盗難リスクはゴールドの場合は個人で安全に自己管理できる場所がたぶんなさそう(貸金庫なら分別管理で預けているのと変わらなさそう)なので、ETFや分別管理のほうが良さそうな気がしますが、ビットコインの自己管理は人によってかなり差があるのでどれが安全かは一概にはいえなさそうです。
接収リスクがゼロと考える人にとっては自己管理するメリットは小さくETFが最も手軽で合理的な選択肢になると思います。
(個人的にはゴールドの盗難リスクを接収リスクよりも下げるのは無理そうな気がしていますが、ビットコインは盗難リスクのほうが小さくなるんじゃないかと思っているので自己管理のほうが良いのかなと。)
ただ相続はかなり問題になりそうで、ビットコインは現状だと自己管理のハードルが高いので一回説明したくらいでは忘れ去られる可能性が結構ありそうですし、ゴールドも貸金庫が信用できないから庭とかどこかに埋めるみたいなことをしていたらそのまま失われた埋蔵金になってしまうこともありそうです。

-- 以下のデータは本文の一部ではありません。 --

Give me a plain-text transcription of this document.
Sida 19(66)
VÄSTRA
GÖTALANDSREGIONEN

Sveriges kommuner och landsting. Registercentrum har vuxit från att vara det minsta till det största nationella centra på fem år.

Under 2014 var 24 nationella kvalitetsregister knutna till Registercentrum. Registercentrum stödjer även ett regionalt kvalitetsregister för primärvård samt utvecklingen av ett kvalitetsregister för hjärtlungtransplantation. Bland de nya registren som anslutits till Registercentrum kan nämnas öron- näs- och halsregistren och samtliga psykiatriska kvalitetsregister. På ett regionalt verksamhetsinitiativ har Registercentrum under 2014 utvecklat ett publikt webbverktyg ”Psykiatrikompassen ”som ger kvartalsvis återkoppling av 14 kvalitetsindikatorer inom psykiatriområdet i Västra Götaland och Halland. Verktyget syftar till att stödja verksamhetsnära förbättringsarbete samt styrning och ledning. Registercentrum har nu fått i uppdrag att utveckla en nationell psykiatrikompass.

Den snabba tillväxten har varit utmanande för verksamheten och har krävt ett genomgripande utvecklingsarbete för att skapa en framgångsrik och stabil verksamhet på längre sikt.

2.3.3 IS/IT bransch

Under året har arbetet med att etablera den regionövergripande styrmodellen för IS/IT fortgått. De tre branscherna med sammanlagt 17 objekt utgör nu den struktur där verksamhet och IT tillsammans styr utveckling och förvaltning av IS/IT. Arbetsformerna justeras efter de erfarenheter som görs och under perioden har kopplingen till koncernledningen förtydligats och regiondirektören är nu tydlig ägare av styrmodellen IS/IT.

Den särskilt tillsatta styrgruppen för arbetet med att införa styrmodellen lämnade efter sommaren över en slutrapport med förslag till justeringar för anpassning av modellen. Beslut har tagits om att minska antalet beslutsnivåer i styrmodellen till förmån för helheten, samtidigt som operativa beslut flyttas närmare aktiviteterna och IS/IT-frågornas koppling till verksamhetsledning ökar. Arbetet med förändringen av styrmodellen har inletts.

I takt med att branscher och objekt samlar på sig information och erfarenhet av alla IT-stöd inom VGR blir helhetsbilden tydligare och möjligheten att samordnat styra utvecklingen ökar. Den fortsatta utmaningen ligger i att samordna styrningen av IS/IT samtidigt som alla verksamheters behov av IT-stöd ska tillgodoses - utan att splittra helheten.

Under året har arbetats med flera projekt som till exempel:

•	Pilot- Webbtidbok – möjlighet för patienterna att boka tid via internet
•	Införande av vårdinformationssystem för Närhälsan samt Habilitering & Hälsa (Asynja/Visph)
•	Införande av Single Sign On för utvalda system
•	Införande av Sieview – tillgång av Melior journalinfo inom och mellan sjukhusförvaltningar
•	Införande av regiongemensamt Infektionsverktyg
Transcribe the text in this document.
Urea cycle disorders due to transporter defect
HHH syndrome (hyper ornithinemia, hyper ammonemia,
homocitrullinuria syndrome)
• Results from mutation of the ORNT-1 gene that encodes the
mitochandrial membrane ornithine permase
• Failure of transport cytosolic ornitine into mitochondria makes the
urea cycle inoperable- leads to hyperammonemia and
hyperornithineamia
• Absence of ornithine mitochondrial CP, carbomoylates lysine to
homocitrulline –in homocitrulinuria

自己管理のビットコインやゴールドは国家を信用しない人にとっては理想的な資産だと思いますが、相続人も同じ思想の可能性は低そうなので結局はETFの形で証券口座にまとまっているほうが有り難いということになりそうな気がします。
独身で相続人なしの場合は遺産は国庫行きなので、国庫に納めるのが嫌な人はビットコインやゴールドを自己管理でGOXさせたり埋蔵金にすることで希少性を高めて他の保有者の価値を引き上げられると考えることもできそうです。